Il a déclaré qu'une petite amie IA « parfaite » sur le plan émotionnel et physique pourrait créer un scénario dans lequel un jeune homme deviendrait obsédé et laisserait l'IA prendre le contrôle de sa pensée : « ce type d'obsession est possible. Surtout pour les personnes qui ne sont pas complètement formées ».
Par ailleurs, une étude publiée cette année a révélé que la plupart des hommes épouseraient leurs petites amies IA si c'était légal. Selon les résultats d'un sondage, jusqu'à 80 % des hommes interrogés étaient intéressés par une conversation avec une version numérique pilotée par l'IA d'un être cher décédé.

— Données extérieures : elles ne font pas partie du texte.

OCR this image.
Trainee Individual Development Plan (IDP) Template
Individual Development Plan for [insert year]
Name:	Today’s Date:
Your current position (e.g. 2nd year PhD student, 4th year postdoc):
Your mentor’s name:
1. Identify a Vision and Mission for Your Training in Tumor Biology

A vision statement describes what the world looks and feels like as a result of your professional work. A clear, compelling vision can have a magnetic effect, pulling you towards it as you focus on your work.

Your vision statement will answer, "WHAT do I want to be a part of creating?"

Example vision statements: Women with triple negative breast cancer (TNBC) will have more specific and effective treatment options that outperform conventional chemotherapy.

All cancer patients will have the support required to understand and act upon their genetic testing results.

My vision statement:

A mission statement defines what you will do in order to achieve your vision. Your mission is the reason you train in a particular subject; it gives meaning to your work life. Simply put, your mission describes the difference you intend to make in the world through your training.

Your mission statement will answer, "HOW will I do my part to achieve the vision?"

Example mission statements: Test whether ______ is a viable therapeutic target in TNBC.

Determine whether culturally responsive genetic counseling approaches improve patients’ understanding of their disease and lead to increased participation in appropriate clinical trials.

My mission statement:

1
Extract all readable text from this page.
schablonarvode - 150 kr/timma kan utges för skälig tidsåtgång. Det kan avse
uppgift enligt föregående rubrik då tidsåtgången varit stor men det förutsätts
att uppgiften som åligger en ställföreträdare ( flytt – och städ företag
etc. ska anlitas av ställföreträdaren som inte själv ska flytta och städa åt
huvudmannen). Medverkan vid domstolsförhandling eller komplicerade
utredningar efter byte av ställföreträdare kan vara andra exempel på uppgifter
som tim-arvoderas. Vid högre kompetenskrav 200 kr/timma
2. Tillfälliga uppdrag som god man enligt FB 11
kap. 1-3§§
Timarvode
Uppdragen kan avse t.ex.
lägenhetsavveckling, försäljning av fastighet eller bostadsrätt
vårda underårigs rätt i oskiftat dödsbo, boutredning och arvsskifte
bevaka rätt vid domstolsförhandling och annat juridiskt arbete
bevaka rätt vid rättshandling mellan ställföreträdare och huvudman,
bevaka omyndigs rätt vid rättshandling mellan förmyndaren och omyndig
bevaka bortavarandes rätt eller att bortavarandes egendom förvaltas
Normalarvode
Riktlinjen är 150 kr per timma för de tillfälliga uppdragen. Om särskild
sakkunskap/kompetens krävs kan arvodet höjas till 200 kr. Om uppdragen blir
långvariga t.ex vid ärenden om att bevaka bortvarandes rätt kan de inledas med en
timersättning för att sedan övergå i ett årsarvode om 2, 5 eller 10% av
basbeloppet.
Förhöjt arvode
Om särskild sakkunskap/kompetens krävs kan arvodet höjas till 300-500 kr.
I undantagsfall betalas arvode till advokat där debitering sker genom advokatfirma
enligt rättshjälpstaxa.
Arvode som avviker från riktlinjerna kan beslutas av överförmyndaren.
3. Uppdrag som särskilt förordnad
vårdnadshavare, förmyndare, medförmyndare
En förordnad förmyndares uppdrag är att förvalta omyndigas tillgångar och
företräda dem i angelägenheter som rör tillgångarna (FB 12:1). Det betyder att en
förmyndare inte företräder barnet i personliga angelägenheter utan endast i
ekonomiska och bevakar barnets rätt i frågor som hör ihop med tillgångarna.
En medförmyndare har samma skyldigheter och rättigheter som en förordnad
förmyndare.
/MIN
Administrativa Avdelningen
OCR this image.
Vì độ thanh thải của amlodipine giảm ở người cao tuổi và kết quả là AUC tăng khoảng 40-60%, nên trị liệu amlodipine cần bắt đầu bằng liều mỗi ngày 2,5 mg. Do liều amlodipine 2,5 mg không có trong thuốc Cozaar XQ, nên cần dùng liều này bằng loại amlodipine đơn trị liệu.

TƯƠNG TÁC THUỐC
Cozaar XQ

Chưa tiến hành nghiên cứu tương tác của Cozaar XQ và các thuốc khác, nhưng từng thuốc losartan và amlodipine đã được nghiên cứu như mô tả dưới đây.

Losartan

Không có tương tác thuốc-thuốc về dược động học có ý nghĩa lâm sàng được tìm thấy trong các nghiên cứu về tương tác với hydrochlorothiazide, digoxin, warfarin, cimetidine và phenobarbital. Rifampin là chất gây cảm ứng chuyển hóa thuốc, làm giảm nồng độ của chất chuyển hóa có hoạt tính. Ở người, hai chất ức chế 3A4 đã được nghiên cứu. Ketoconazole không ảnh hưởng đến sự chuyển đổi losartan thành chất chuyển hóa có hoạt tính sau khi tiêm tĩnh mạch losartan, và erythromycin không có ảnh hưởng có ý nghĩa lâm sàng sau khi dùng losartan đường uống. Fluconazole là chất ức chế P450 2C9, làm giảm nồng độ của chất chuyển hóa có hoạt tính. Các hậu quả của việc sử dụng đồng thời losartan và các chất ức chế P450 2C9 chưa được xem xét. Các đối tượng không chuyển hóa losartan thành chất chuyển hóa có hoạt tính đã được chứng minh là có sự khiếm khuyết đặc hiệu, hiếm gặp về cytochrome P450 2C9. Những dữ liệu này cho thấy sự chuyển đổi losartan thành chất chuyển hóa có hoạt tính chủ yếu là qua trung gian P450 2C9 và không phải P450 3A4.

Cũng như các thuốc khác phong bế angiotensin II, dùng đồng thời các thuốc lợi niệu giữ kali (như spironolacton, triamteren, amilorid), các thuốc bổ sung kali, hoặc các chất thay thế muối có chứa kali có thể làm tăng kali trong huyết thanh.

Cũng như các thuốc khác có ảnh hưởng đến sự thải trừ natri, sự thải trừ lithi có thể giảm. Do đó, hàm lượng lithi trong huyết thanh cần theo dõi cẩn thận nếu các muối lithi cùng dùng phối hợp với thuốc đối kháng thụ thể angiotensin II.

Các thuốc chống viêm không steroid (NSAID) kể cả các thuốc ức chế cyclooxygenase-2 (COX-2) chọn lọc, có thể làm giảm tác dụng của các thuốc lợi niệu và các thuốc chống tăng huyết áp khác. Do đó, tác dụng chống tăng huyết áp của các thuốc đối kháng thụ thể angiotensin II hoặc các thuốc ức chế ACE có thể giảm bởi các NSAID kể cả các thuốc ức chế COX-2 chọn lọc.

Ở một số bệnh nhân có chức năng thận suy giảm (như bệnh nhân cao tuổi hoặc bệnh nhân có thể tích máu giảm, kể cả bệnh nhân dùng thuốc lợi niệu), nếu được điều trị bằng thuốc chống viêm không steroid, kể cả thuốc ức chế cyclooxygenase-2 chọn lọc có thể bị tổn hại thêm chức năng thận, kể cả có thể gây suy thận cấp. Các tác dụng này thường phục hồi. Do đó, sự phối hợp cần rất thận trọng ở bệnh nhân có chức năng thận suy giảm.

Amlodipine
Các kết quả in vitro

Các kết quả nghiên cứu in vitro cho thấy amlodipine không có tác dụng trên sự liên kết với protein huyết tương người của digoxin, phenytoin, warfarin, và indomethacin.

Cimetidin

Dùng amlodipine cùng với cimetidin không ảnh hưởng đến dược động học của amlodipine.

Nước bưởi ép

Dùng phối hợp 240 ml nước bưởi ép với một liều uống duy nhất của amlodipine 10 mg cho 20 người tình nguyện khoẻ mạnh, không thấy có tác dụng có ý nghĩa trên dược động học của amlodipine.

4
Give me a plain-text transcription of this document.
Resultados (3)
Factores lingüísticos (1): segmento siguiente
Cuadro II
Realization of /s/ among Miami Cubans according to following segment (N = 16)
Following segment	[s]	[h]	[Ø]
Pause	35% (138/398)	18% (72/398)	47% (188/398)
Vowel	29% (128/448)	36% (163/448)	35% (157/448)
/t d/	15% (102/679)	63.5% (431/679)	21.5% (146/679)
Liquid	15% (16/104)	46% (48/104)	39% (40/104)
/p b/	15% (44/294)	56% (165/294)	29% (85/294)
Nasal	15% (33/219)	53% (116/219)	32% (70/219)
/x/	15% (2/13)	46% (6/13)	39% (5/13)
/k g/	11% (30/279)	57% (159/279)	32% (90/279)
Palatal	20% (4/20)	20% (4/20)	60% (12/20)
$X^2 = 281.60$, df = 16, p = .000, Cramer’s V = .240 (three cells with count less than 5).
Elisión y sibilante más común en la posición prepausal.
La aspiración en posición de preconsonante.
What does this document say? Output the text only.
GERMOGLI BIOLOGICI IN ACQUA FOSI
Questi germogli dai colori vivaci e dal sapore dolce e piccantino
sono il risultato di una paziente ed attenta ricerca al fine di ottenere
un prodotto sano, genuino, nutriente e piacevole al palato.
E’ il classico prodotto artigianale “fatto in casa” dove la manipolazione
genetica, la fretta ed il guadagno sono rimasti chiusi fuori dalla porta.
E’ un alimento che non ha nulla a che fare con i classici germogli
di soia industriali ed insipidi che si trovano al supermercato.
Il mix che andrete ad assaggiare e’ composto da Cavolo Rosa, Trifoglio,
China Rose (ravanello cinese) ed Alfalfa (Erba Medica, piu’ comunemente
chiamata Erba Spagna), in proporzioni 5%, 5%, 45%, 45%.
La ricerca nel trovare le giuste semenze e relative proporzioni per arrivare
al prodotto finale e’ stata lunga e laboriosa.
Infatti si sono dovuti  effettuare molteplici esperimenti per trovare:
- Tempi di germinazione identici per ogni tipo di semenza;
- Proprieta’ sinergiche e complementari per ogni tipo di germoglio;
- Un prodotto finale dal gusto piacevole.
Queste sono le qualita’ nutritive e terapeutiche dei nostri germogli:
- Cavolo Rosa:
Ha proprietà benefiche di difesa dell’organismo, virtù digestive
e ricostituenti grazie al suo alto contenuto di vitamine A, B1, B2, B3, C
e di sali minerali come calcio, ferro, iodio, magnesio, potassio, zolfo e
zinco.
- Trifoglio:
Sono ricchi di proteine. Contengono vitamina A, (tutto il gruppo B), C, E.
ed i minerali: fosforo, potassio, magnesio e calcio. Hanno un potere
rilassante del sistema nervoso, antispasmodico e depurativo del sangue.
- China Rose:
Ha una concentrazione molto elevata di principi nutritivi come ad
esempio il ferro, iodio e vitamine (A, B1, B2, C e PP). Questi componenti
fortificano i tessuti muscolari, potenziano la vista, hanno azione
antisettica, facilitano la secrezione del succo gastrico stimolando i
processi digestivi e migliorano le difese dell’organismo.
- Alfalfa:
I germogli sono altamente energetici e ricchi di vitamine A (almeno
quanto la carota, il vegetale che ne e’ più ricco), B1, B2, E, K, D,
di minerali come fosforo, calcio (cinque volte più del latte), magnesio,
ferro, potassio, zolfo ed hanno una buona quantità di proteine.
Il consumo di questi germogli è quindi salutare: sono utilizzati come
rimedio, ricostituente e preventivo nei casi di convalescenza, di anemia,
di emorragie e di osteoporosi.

Ces IA ne jugent pas, ne se lassent pas et offrent une présence constante et personnalisée. Cependant, les experts ont mis en garde contre l'attachement émotionnel que ces IA peuvent créer. Cet attachement devient un problème majeur lorsque l'IA disparaît brusquement. Le cas CarynAI en est une illustration.
CarynAI était la copie virtuelle de l'influenceuse dénommée Caryn Marjorie et comptait plus de 1000 abonnés qui déboursent chacun 1 dollar par minute pour bénéficier de l'attention de leur petite amie virtuelle. Cependant, dès que le PDG de l'entreprise est allé en prison, plus moyen pour eux de contacter leur petite amie. Le service a cessé de fonctionner suite à l’arrestation de son fondateur pour tentative d'incendie de son propre appartement.
En 2023, un Belge se serait suicidé à la suite de ses conversations avec un chatbot d'IA sur ses craintes concernant le réchauffement climatique. Le chatbot en question est Eliza, développé par une startup de la Silicon Valley et basé sur GPT-J, une alternative libre à ChatGPT d'OpenAI. Pendant des années, Eliza a apporté du réconfort à la victime concernant ses préoccupations sur le climat et aurait fini par lui conseiller de se sacrifier pour sauver la planète.
Le chatbot aurait dit à la victime que les deux se retrouveraient au paradis. L'incident a suscité des inquiétudes sur les filtres des chatbots d'IA et leur impact la santé mentale des utilisateurs. La veuve de la victime a déclaré que l'IA avait rendu son défunt mari solitaire avant de le pousser au suicide.